I thought it would be interesting
to write my last blog entry on 17th and 18th century
prostitution because many of the plays of the time include prostitute
characters, and English society certainly did.
During this time period, prostitution was especially common near ports
where sailors and traders would arrive after long periods of time at sea and
with wages and goods to trade and spend.
As more trade routes opened, particularly during the 18th
century, the availability of prostitutes increased and the women became more
varied in origin and more exotic to the English sailors. The men who could not afford the higher class
prostitutes were simply taken to an isolated place or the woman’s own lodgings
to complete their transaction; the majority of prostitutes did not work in a
brothel.
Generally prostitutes worked alone
or in small numbers with very few under the supervision of pimps or
madams. These independent workers were
able to keep all of their wages and gain economic independence despite their
gendered disadvantages and marginalized social group. It was often poverty that forced women (and
often men) into the prostitute lifestyle to begin with and it has been
estimated that 1/6th of the population during the late 17th
and 18th centuries had participated in prostitution at one
time. The large scale participation in prostitution
was largely to blame for the pandemic-like spread of various STDs, most notably
syphilis (the sores of which were often hidden with black patches on the face
of the carrier in little shapes and designs… ridiculous).

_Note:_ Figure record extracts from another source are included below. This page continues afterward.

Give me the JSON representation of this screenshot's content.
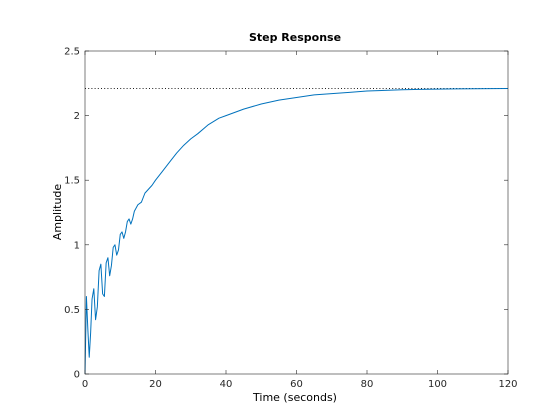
{
  "chart_data": {
    "type": "line",
    "title": "Step Response",
    "xlabel": "Time (seconds)",
    "ylabel": "Amplitude",
    "xlim": [
      0,
      120
    ],
    "ylim": [
      0,
      2.5
    ],
    "xticks": [
      0,
      20,
      40,
      60,
      80,
      100,
      120
    ],
    "yticks": [
      0,
      0.5,
      1,
      1.5,
      2,
      2.5
    ],
    "x_tick_labels": [
      "0",
      "20",
      "40",
      "60",
      "80",
      "100",
      "120"
    ],
    "y_tick_labels": [
      "0",
      "0.5",
      "1",
      "1.5",
      "2",
      "2.5"
    ],
    "grid": false,
    "steady_state": 2.21,
    "series": [
      {
        "color": "#0072bd",
        "x": [
          0,
          0.4,
          0.8,
          1.2,
          1.6,
          2.0,
          2.5,
          3.0,
          3.5,
          4.0,
          4.5,
          5.0,
          5.5,
          6.0,
          6.5,
          7.0,
          7.5,
          8.0,
          8.5,
          9.0,
          9.5,
          10.0,
          10.5,
          11.0,
          11.5,
          12.0,
          12.5,
          13.0,
          13.5,
          14.0,
          15,
          16,
          17,
          18,
          19,
          20,
          22,
          24,
          26,
          28,
          30,
          32,
          35,
          38,
          40,
          45,
          50,
          55,
          60,
          65,
          70,
          75,
          80,
          85,
          90,
          95,
          100,
          105,
          110,
          115,
          120
        ],
        "y": [
          0,
          0.6,
          0.35,
          0.13,
          0.32,
          0.58,
          0.66,
          0.42,
          0.52,
          0.8,
          0.85,
          0.62,
          0.6,
          0.86,
          0.9,
          0.76,
          0.84,
          0.98,
          1.0,
          0.92,
          0.96,
          1.08,
          1.1,
          1.05,
          1.1,
          1.18,
          1.2,
          1.16,
          1.2,
          1.26,
          1.31,
          1.33,
          1.4,
          1.43,
          1.46,
          1.5,
          1.57,
          1.64,
          1.71,
          1.77,
          1.82,
          1.86,
          1.93,
          1.98,
          2.0,
          2.05,
          2.09,
          2.12,
          2.14,
          2.16,
          2.17,
          2.18,
          2.19,
          2.195,
          2.2,
          2.203,
          2.205,
          2.207,
          2.208,
          2.209,
          2.21
        ]
      }
    ]
  }
}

Despite the openness with which
prostitution was carried out during the 17th and 18th
centuries and its illegal status, the police were not too harsh on prostitutes because
society demanded them and there were usually no crimes of violence involved (or
at least reported). Even during the
reign of Cromwell prostitution was not eradicated but simply flourished
underground, only to rise with a vengeance after the restoration of Charles II.

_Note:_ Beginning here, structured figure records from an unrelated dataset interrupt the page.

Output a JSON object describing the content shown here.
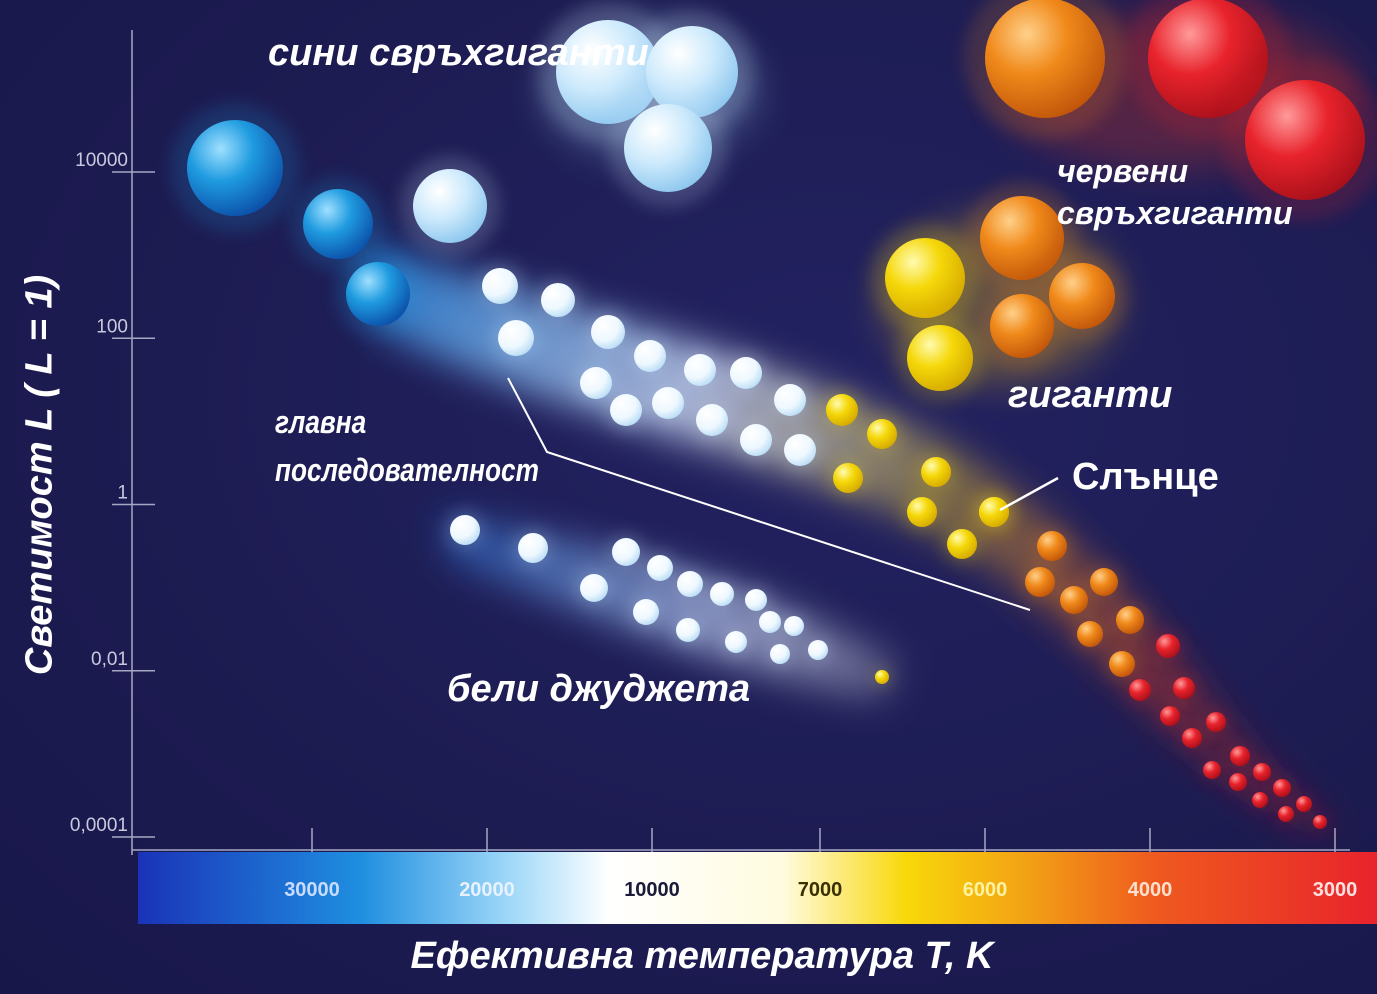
{
  "chart_data": {
    "type": "scatter",
    "title": "",
    "xlabel": "Ефективна температура T, K",
    "ylabel": "Светимост L ( L = 1)",
    "x_scale": "log-temperature, decreasing to the right",
    "y_scale": "log-luminosity",
    "xlim": [
      3000,
      30000
    ],
    "ylim": [
      0.0001,
      10000
    ],
    "x_ticks": [
      "30000",
      "20000",
      "10000",
      "7000",
      "6000",
      "4000",
      "3000"
    ],
    "y_ticks": [
      "10000",
      "100",
      "1",
      "0,01",
      "0,0001"
    ],
    "groups": [
      {
        "name": "сини свръхгиганти"
      },
      {
        "name": "червени свръхгиганти"
      },
      {
        "name": "гиганти"
      },
      {
        "name": "главна последователност"
      },
      {
        "name": "Слънце"
      },
      {
        "name": "бели джуджета"
      }
    ],
    "colors": {
      "background": "#1d1c52",
      "blue_star": "#1f9be0",
      "white_star": "#e8f6ff",
      "yellow_star": "#f5d80a",
      "orange_star": "#f0891a",
      "red_star": "#e8232c"
    }
  }
}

It was only during the mid to later
years of the 18th century that prostitutes were ostracized from
society and a more Victorian sense of morality began to enter the social
consciousness. The economic factors
leading women into prostitution were preached by social reformers but the logic
of their arguments did not eradicate the increasingly believed fallacy that
prostitutes and women in general needed to have their immoral selves controlled
in order to save men from temptation—welcome to the 19th century!